Rule-triggered behaviors can consist of notification, corrective action, rule modification and variable modification.
Rule modification can enable, disable or reschedule other rules. Variable modification changes one or more of RoboMon NT's internal settings, which then dynamically affect other rules.
We found we could have a rule keep an eye on virtually any NT activity we wished. These activities included NT Performance Monitor items, event log entries, Oracle or SQL Server relational database changes, application log file entries, Component Object Model changes and Windows Management Interface events. RoboMon NT even distinguished between chronic problems, persistent problems and new ones. It stores rules and the network data it collects in a Microsoft Access database it creates by default. You can alternately use SQL Server.
RoboMon NT's reporting tools, Report Manager and Graph Manager, present numerous ways to view current and historical network activity. The Graph Manager displays relationships between statistics that RoboMon NT collects, and Report Manager offers reports by group ((disk, event, Exchange, Internet, process and system). For example, the system report group menu consists of summary, cache, physical memory, page file, CPU usage, CPU rates, file I/O, TCP/IP, client/server, Web server and SQL Server reports. However, RoboMon NT lacks a trend analysis reporting function.
RoboMon NT's user interface is intuitive and easy to master. Access-ing RoboMon NT's dispersed network components via a central Enterprise Manager module makes a network administrator highly productive.
Installation takes between 5 and 10 minutes, during which you have to tell RoboMon NT what each agent is monitoring. The printed documentation, consisting of merely a start-up manual, is of poor quality. Paradoxically, the online documentation is comprehensive and clear.
A guardian angel
Like ipMonitor, RoboMon NT and AppManager, Argent Software's Guardian is essentially a Windows watcher that can monitor many different Windows NT/2000 parameters and applications. Like Ripple Technologies' LogCaster, Guardian can also keep an eye on Linux computers. To discover and monitor network devices such as routers and switches, it can also send IP pings and SNMP polling requests across the network.

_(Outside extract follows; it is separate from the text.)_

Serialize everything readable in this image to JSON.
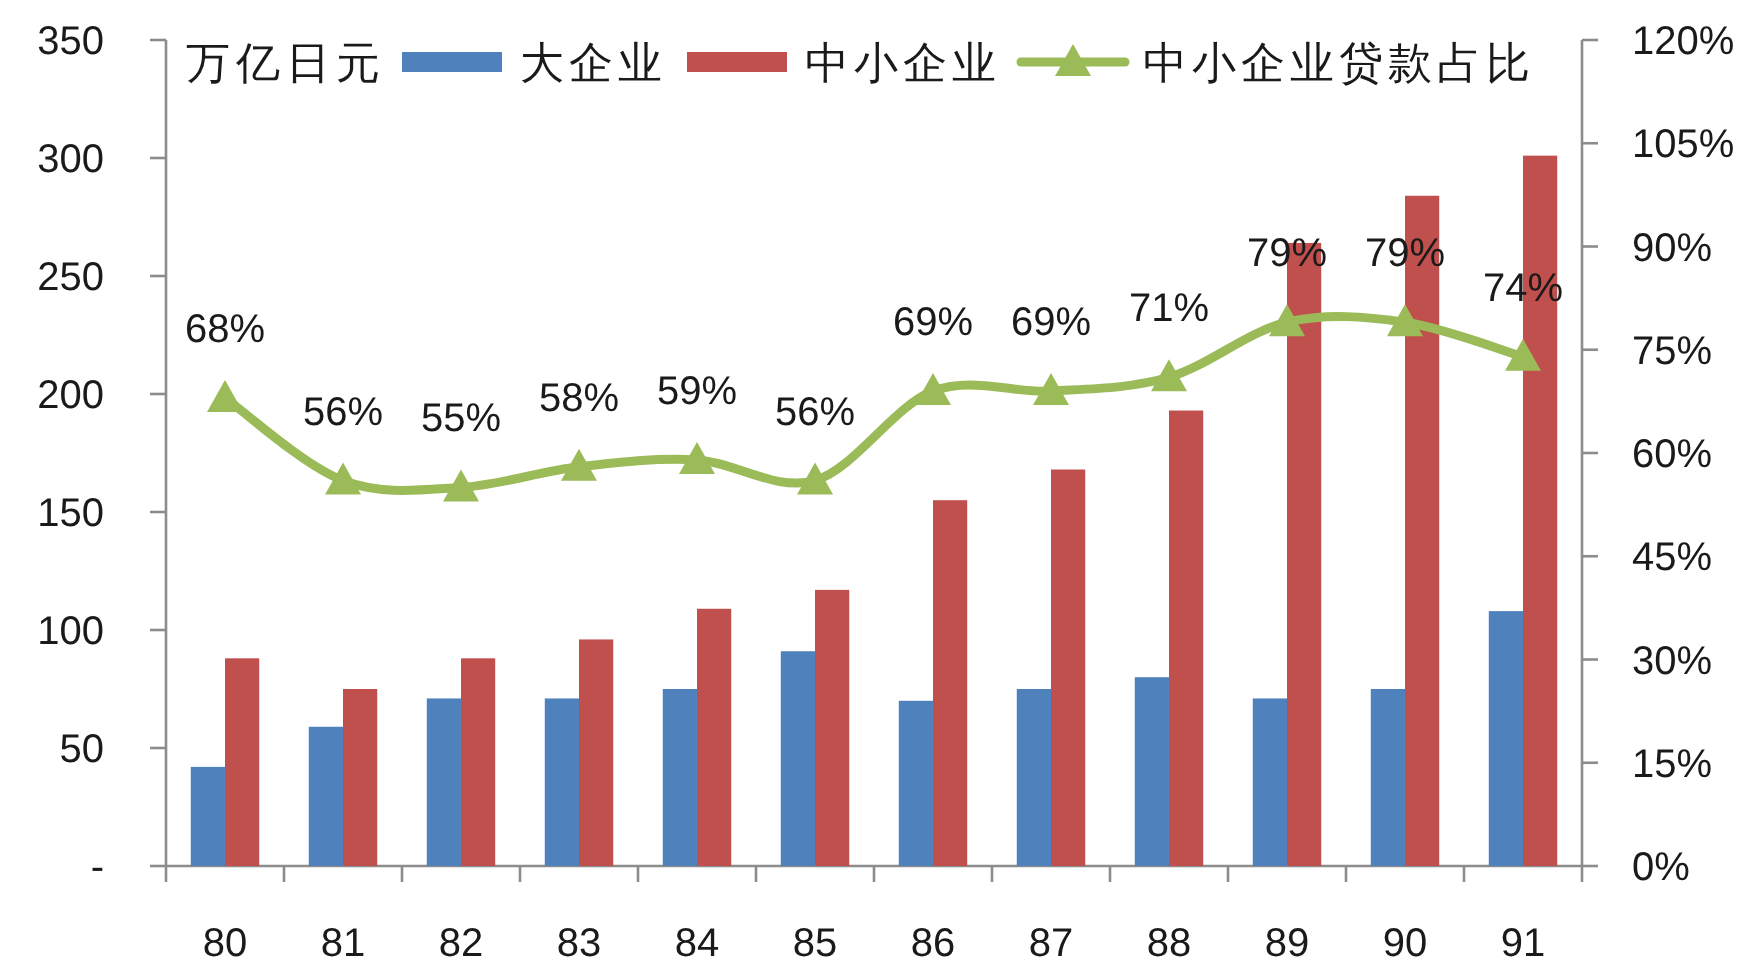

However, Guardian's corrective action feature was more difficult to configure, it has a dearth of built-in reports and the documentation wasn't as good. And because it starts at $9,000 for 10 servers, Guardian is expensive for small networks.
The monitoring process is completely configurable and uses an object-oriented, rule-based design. We liked Guardian's scheduling feature for running recurring monitoring tasks. The scripting language is proprietary and quite unlike the script languages within RoboMon NT, AppManager and LogCaster. Each rule set specifies how Guardian should perform its problem detection. A rule set can have up to eight classes: event, performance, program, service, SNMP alert, command, system down and printer. Creating a working rule set is a matter of selecting rules within each class and choosing one or more notification methods.
The Guardian Predictor module's built-in reports consist of just a service-level agreement monitoring report and system resource report. However, Guardian stores its monitoring parameters, performance data and network device status information in its ODBC-accessible database. Guardian suggests the use of a reporting tool such as Seagate Software's Crystal Reports to depict its data. In contrast, NetIQ's App-Manager has more than 200 built-in reports, which made AppManager much more useful out of the box.
The native Win32 user interface is easy to navigate and simple to operate. Guardian's Web interface can display server status information and the product's limited set of built-in reports, but it lacks the Win32 console's ability to configure Guardian. In addition, the Web interface requires IIS and doesn't work with Netscape or Apache Web servers.